ToolACE-R: Model-aware Iterative Training and Adaptive Refinement for Tool Learning
Xingshan Zeng, Weiwen Liu, Xu Huang, Zezhong Wang, Lingzhi Wang, Liangyou Li, Yasheng Wang, Lifeng Shang, Xin Jiang, Ruiming Tang, Qun Liu
TL;DR
ToolACE-R presents a model-aware iterative training framework that continuously aligns training data with a model's evolving tool-use capabilities, coupled with an adaptive self-refinement inference mechanism that autonomously decides when to stop refinements.

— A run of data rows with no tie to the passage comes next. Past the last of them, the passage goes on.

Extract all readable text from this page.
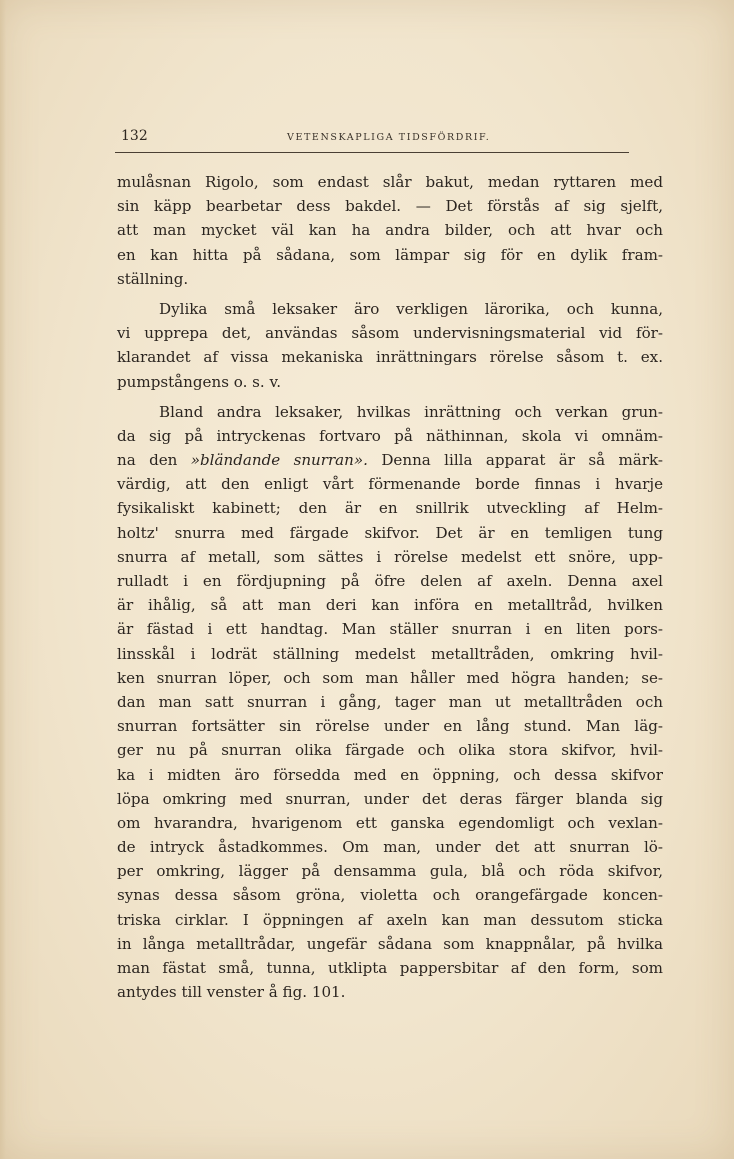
132	VETENSKAPLIGA TIDSFÖRDRIF.
mulåsnan Rigolo, som endast slår bakut, medan ryttaren med
sin käpp bearbetar dess bakdel. — Det förstås af sig sjelft,
att man mycket väl kan ha andra bilder, och att hvar och
en kan hitta på sådana, som lämpar sig för en dylik fram-
ställning.
Dylika små leksaker äro verkligen lärorika, och kunna,
vi upprepa det, användas såsom undervisningsmaterial vid för-
klarandet af vissa mekaniska inrättningars rörelse såsom t. ex.
pumpstångens o. s. v.
Bland andra leksaker, hvilkas inrättning och verkan grun-
da sig på intryckenas fortvaro på näthinnan, skola vi omnäm-
na den »bländande snurran». Denna lilla apparat är så märk-
värdig, att den enligt vårt förmenande borde finnas i hvarje
fysikaliskt kabinett; den är en snillrik utveckling af Helm-
holtz' snurra med färgade skifvor. Det är en temligen tung
snurra af metall, som sättes i rörelse medelst ett snöre, upp-
rulladt i en fördjupning på öfre delen af axeln. Denna axel
är ihålig, så att man deri kan införa en metalltråd, hvilken
är fästad i ett handtag. Man ställer snurran i en liten pors-
linsskål i lodrät ställning medelst metalltråden, omkring hvil-
ken snurran löper, och som man håller med högra handen; se-
dan man satt snurran i gång, tager man ut metalltråden och
snurran fortsätter sin rörelse under en lång stund. Man läg-
ger nu på snurran olika färgade och olika stora skifvor, hvil-
ka i midten äro försedda med en öppning, och dessa skifvor
löpa omkring med snurran, under det deras färger blanda sig
om hvarandra, hvarigenom ett ganska egendomligt och vexlan-
de intryck åstadkommes. Om man, under det att snurran lö-
per omkring, lägger på densamma gula, blå och röda skifvor,
synas dessa såsom gröna, violetta och orangefärgade koncen-
triska cirklar. I öppningen af axeln kan man dessutom sticka
in långa metalltrådar, ungefär sådana som knappnålar, på hvilka
man fästat små, tunna, utklipta pappersbitar af den form, som
antydes till venster å fig. 101.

The approach relies on a model-aware difficulty metric to curate training samples, along with self-refinement data augmentation that preserves stopping behavior. Empirical results on BFCL, ACEBench, API-Bank, and ToolAlpaca show ToolACE-R achieves competitive performance with strong open-source backbones and can surpass API-based models when combined with adaptive refinement, while demonstrating robustness across backbones and model sizes. The work highlights a scalable path to efficient tool learning, reducing reliance on external feedback and enabling effective tool invocation in resource-constrained settings. Overall, ToolACE-R advances tool learning by tightly integrating data selection, self-refinement, and adaptive inference to maximize LLM utility in tool-rich tasks.
Abstract
Tool learning, which allows Large Language Models (LLMs) to leverage external tools for solving complex user tasks, has emerged as a promising avenue for extending model capabilities. However, existing approaches primarily focus on data synthesis for fine-tuning LLMs to invoke tools effectively, largely ignoring how to fully stimulate the potential of the model. In this paper, we propose ToolACE-R, a novel framework that includes both model-aware iterative training and adaptive refinement for tool learning. ToolACE-R features a model-aware iterative training procedure that progressively adjust training samples based on the model's evolving capabilities to maximize its potential. Additionally, it incorporates self-refinement training corpus which emphasizes LLM's ability to iteratively refine their tool calls, optimizing performance without requiring external feedback. Furthermore, we introduce adaptive self-refinement mechanism for efficient test-time scaling, where the trained model can autonomously determine when to stop the process based on iterative self-refinement. We conduct extensive experiments across several benchmark datasets, showing that ToolACE-R achieves competitive performance compared to advanced API-based models. The performance of tool invocation can be further improved efficiently through adaptive self-refinement. These results highlight the effectiveness and generalizability of ToolACE-R, offering a promising direction for more efficient and scalable tool learning.